The Minnesota Valley Action Council’s energy assistance program provides grants for heating and electric bills in south-central Minnesota’s nine counties. It serves about 7,000 households in a typical year.
With COVID still raging and January being the coldest month of the year, the nonprofit is trying to reach out to people who need the program for the first time.
They could include restaurant or gym workers who were laid off or experienced a reduction in work hours late last year, said Sheila Ous, program manager at MVAC.
“I think there are a lot of people who just don’t know about us, so that’s what we’re trying to do is get that word out,” she said.
Outreach is a challenge with the nonprofit’s offices closed during the pandemic. Staff members are instead walking people through the application process over the phone.
Eligibility guidelines depend on the size of households. An individual who earned less than $7,066 over the previous three months qualifies, as does a family of four earning less than $13,589 during the same period.
Using state and federal funding, MVAC acts as the area’s service provider for the program. The assistances ends up being a grant paid directly to the vendors providing energy or electricity.
“It helps defray some of those energy costs and that would free up money for other expenses,” Ous said.
The nonprofit received about 4,500 applications since it opened up in October. It’s a surprisingly low number so far, Ous said, adding that she expects it to rise as more new people learn about it.
Beyond assisting with energy bills, the program also helped replace or repair 61 furnaces totaling about $85,000. For heat grants alone, it awarded $1.6 million to area residents so far.
The program received a $106 million boost from the federal government in November. The state’s temporary commissioner at the Department of Commerce, which works with MVAC and 28 other service providers to administer the program, encouraged Minnesotans to see if they qualify for the program.
“Heating your home is a necessity in Minnesota, and no one’s health or safety should be at risk because they cannot afford to stay warm,” stated temporary Commissioner Grace Arnold in announcing the additional funding.

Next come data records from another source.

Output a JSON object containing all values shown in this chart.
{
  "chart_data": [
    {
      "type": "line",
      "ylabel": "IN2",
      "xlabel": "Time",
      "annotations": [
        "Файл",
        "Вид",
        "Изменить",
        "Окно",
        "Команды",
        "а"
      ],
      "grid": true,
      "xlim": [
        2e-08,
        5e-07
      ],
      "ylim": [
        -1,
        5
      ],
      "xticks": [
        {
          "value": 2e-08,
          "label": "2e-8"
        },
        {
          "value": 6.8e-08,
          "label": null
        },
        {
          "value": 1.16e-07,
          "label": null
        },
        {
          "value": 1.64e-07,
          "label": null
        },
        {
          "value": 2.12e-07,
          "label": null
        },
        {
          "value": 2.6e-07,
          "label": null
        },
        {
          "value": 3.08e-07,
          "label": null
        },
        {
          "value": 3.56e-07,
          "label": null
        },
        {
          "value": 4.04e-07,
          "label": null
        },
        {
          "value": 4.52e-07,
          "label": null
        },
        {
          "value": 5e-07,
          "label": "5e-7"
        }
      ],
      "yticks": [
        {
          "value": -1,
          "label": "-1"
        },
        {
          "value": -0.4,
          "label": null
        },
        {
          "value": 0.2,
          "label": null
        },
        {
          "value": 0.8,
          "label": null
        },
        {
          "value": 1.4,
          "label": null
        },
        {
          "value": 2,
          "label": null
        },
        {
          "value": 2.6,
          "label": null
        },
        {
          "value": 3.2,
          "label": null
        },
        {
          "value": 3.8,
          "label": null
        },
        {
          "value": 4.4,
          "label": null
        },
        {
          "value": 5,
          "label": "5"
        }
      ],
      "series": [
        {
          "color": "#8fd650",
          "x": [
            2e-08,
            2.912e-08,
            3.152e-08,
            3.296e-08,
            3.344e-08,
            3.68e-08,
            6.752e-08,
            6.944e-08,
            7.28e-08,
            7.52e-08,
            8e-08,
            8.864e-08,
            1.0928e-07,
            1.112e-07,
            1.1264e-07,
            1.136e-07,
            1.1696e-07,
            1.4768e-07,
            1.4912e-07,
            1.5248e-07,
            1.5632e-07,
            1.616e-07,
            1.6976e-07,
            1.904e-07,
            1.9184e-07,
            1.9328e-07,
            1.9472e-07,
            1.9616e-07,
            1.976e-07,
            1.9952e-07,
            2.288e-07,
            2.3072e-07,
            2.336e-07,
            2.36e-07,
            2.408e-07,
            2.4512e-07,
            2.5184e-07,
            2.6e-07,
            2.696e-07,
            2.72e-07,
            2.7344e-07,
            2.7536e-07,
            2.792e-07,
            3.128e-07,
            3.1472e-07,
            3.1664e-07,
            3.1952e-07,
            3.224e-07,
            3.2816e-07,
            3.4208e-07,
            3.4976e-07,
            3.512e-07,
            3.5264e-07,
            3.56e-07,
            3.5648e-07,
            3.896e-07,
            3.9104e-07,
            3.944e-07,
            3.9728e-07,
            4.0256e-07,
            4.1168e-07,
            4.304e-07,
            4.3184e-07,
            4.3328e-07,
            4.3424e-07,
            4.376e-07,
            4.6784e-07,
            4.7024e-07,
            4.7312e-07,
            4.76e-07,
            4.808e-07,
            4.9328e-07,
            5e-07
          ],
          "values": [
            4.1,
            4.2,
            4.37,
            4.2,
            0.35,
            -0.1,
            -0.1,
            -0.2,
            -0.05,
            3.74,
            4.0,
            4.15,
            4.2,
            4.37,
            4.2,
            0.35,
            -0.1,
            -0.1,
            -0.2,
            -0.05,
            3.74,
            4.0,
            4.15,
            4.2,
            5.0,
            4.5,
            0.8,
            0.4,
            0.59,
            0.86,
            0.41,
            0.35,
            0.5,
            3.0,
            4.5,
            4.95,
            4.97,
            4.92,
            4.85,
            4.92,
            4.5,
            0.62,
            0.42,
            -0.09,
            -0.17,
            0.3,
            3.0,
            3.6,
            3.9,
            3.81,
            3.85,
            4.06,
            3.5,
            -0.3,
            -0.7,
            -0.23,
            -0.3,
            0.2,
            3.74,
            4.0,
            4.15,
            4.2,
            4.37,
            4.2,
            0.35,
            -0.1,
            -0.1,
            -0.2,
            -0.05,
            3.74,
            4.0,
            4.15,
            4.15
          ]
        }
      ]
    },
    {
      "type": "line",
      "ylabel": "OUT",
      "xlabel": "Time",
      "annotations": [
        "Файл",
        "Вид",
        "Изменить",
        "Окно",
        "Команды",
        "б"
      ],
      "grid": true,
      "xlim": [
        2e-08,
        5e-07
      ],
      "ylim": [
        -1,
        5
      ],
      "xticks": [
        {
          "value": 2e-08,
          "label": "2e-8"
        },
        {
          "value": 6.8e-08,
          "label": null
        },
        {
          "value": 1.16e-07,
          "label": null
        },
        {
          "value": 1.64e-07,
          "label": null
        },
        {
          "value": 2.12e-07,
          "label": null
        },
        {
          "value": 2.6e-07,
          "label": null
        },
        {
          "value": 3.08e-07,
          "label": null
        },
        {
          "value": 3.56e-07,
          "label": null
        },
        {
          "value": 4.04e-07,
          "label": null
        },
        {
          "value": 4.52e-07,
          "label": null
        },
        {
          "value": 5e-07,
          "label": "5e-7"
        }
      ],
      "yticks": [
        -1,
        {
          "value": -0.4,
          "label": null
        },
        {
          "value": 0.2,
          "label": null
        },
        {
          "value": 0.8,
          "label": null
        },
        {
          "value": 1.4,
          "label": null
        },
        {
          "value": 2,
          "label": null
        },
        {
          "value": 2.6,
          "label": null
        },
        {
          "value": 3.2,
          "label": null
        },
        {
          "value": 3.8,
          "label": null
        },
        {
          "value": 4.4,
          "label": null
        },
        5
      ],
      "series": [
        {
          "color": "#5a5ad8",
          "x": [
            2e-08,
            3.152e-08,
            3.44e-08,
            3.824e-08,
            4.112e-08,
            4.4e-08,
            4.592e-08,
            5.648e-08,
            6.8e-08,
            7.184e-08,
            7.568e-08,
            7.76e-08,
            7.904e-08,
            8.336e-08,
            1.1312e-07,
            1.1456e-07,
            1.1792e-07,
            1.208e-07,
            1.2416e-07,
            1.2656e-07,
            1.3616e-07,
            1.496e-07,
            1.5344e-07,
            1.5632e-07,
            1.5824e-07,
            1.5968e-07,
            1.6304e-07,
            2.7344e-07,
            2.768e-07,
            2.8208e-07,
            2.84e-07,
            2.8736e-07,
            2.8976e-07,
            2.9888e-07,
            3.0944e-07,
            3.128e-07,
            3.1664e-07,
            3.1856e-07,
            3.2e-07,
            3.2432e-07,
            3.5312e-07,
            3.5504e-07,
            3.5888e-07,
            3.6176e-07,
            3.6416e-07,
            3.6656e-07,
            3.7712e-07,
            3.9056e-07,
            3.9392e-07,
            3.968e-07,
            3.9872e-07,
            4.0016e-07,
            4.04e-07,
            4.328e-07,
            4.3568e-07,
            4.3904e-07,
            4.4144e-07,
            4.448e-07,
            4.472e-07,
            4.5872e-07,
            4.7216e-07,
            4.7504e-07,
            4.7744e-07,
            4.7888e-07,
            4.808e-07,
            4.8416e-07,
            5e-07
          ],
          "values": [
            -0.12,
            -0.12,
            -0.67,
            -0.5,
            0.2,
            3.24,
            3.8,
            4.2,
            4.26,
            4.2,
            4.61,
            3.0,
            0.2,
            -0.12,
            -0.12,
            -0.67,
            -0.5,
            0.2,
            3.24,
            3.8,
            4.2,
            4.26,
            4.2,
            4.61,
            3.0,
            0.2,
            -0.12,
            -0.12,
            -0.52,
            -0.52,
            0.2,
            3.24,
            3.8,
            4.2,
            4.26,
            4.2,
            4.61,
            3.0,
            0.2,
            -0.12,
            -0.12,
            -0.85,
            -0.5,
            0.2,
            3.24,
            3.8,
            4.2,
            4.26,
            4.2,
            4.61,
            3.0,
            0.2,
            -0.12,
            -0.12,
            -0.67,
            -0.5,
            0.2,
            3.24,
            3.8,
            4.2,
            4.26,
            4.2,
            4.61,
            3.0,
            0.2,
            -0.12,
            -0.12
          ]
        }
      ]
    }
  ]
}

This month is about the peak time for the program, although the milder winter so far might be keeping energy costs lower than usual. Ous said she expects there to be more need for energy assistance until the annual program ends in May.
“It’s not a new program by any means, but I think it’s going to be new to some folks who have never used the program or needed it in the past,” she said. “Due to COVID they find themselves in a difficult situation.”